Private Company To Exit Operation Of Silverdale Jail After 36 Years; Hammond Says Facility Needs Hundreds Of Thousands Of Dollars In Repairs

  • Wednesday, July 8, 2020
Sheriff Jim Hammond at Silverdale
Sheriff Jim Hammond at Silverdale
photo by Joseph Dycus

A private company that has been operating the jail facility at Silverdale for 36 years has given notice that it will no longer do so.

County Mayor Jim Coppinger said he has been notified by CoreCivic that it is exercising its option to get out of its contract with 180 day notice.

He said the private firm that formerly was known as the Corrections Corporation of America (CCA) is exiting Silverdale effective Dec. 30.

Operation of Silverdale will then revert to the sheriff, who already operates the County Jail downtown.

County Mayor Coppinger said it was "an amenable split."

He noted that the county was in a review itself of whether to continue the contract or let the sheriff take it off.
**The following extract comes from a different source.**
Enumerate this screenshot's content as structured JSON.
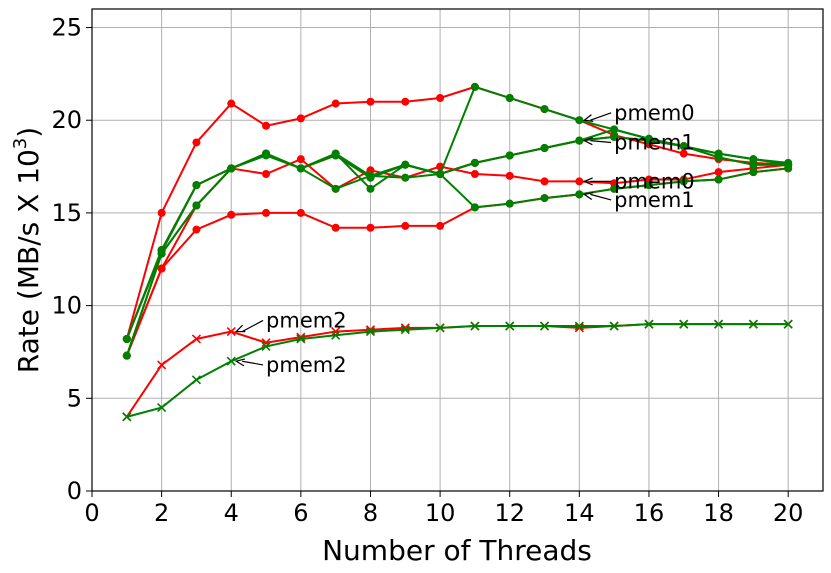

County officials have been moving toward eventually closing the jail on Walnut Street. It has been cited with a number of deficiencies. The plan has been to add more capacity at Silverdale.

The county mayor said CoreCivic owns most of the facilities it operates - except for one other in Florida. He said the company offered to buy Silverdale several years ago, but the county declined.

He said, "I think they continued to operate it as long as they did because this was their first facility in 1984."

County Mayor Coppinger said CoreCivic, with competition from Volkswagen, Amazon and other firms, had been having increasing problems with hiring staff.

He said CoreCivic said it made the decision to leave the facility "after much deliberation."

The county mayor said the company indicated it is willing to stay on beyond Dec. 30 to help out if the county is not ready to take over by the end of the year. He said the county does not expect to have to ask for that extension. 

Sheriff Jim Hammond, later on Wednesday, described the long relationship between county and company as a mostly amicable one.

“They did a great job for a number of years, and I won’t say at what point that may have begun to shift a little bit, because I’m not going to throw them under the bus,” said Sheriff Hammond. “But under the life of the contract here, 99 percent of that contract has seen an excellent relationship.”

“I’ve been around most of those years, although I wasn’t here when the original contract (was agreed upon). It was a different time, a different political atmosphere, different parties in control, and a different philosophy about privatization.”

 The sheriff said one of the reasons CoreCivic gave for ending the contract was safety concerns. He listed a few of them, and said that who should pay for what to be repaired is a point of contention between the two parties.

“I couldn’t give you a dollar amount, but it probably runs in the hundreds of thousands of dollars, because this facility is aging out just like the jail,” said Sheriff Hammond. “There are problems with locks in the doors, deterioration in some of the steel, food service needs updating.”

“There are safety concerns, but it’s not so much because of any individual things. There’s going to be arguments over who should be paying for it. Make no mistake, the county owns the facility, but contracts have specific items that we may have a little disagreement over who should be fixing what.”

The sheriff said that CoreCivic plans to be out of Silverdale in mid to late-December. He said the company promised they would work with the county on a transition. The county currently spends about $18 million on their contract with CoreCivic.

Sheriff Hammond seemed confident in the county’s ability to convert some of the CoreCivic staff into county employees. He cited higher pay as the main reason for this.

“That would certainly be a carrot to get the employees out here who want to get with us,” said the sheriff. “We’d have to look at things such as do they have to pass the same background checks as county employees. I can tell you that benefits of county pay are better, so I’m optimistic we will get a number of at last the rank and file who want to transition.”


“I think it’s going to be problematic, because you have a lot of slots to fill and we’re already short by 30 positions downtown. That being said, the plan I’m working on may be a way around it, so I’m optimistic that we can look at the numbers, work with the transition team, and meet with the mayor and I’ll be prepared to talk about that.”